The fact is that some regions in the UK are not going to be able to pay their employees at this level. It’s not that they don’t want to but they cannot afford to because they are in the lower paying regions of the country. It is going to be tough for many employers. So what is the reality?
According to a report published by the Resolution Foundation think tank, Birmingham, Nottingham and Sheffield will not meet the obligation because they are lower wage cities. Eleven cities, including Bristol, Leeds and 22 smaller cities were surveyed to gauge the impact and consequences of the new pay laws. The report emphasises that the policy is ambitious and will be hard to implement.
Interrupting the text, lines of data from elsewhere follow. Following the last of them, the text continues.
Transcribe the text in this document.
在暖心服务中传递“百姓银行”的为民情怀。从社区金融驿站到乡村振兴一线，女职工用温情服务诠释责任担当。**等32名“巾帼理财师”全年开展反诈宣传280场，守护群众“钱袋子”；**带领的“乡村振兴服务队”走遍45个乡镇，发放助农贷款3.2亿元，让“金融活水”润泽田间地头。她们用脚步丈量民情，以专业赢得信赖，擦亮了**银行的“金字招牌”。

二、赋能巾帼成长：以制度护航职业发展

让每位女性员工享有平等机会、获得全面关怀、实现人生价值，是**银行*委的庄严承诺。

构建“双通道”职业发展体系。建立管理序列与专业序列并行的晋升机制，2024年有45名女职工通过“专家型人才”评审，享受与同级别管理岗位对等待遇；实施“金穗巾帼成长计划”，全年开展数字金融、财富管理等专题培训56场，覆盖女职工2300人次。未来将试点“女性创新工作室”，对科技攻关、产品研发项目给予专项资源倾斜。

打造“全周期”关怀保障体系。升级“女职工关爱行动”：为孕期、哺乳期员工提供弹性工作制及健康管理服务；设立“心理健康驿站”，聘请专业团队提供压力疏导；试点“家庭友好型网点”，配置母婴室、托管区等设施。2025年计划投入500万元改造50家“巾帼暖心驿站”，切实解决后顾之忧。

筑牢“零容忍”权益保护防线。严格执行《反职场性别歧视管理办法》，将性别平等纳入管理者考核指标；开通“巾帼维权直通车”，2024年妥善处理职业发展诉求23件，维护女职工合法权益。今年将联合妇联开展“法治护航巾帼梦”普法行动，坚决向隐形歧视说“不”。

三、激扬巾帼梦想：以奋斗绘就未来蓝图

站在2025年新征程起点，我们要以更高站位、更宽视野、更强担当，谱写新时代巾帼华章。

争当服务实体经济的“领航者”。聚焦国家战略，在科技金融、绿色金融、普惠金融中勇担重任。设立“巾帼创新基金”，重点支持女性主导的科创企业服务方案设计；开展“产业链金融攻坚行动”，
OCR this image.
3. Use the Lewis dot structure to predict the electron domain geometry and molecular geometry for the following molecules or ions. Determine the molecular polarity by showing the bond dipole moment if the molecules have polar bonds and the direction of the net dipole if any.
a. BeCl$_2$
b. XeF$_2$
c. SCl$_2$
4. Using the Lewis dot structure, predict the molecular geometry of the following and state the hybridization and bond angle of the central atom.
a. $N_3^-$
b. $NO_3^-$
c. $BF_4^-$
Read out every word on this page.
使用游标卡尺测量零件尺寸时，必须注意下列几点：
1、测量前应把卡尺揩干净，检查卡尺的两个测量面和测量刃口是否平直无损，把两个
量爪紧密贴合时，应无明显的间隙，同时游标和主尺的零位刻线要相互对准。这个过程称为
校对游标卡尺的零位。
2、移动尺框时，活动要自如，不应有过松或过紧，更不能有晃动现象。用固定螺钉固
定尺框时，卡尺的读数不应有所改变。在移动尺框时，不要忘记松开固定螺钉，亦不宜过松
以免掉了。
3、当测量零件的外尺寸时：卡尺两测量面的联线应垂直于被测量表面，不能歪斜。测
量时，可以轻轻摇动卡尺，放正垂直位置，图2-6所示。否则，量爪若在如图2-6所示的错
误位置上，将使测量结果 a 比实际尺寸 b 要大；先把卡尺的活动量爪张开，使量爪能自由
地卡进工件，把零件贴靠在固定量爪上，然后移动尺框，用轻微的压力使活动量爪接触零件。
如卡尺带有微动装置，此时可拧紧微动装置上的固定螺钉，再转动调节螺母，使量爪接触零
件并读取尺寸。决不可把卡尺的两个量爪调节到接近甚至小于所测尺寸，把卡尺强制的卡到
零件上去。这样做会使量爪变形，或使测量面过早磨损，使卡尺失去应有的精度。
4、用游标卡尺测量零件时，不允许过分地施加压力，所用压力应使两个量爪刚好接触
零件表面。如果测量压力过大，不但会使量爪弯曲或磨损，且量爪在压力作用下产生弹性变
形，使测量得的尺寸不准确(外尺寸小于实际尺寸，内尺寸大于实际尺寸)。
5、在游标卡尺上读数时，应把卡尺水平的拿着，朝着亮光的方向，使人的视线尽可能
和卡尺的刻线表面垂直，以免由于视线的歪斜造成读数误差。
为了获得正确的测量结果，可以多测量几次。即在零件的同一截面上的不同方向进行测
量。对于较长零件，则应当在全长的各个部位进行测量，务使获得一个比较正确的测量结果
The wage increase is predicted to affect 23 per cent of the labour force or some 3.2 million employees. By 2020 the living minimum wage is predicted to be £9 an hour and will affect 6 million employees or 23 per cent of the labour force.
In higher paying regions such as London, the increase to the wage bill is anticipated to be 0.3 per cent but in lower-wage Birmingham it is estimated to be 0.8 per cent.
Recruitment headaches will ensure. Career progression will suffer because more people will be paid the legal minimum which means that there are too many staff on the same wage to push through the career ladder.
It will be more competitive for staff to rise through the ranks. The wage increase will also mean that staff numbers will be reduced as businesses recoup the cost of a salary rise. So, will we see a wave of redundancies and higher unemployment? The Office for Budget Responsibility has predicted that some 60,000 workers will be out of work as a result of the enforcement.
This is not just grim news for the recruitment industry but for the nation as a whole. The minimum wage increase means that the cost of goods and services will rise in order that firms can pay staff salaries. Is this something that the Government will fix too?
So what is the solution? Adam Corlett, an economic analyst at the Resolution Foundation and author of the report, advises that politicians need to work with employers to ensure success. However, in the meantime, it is going to be tough for employers.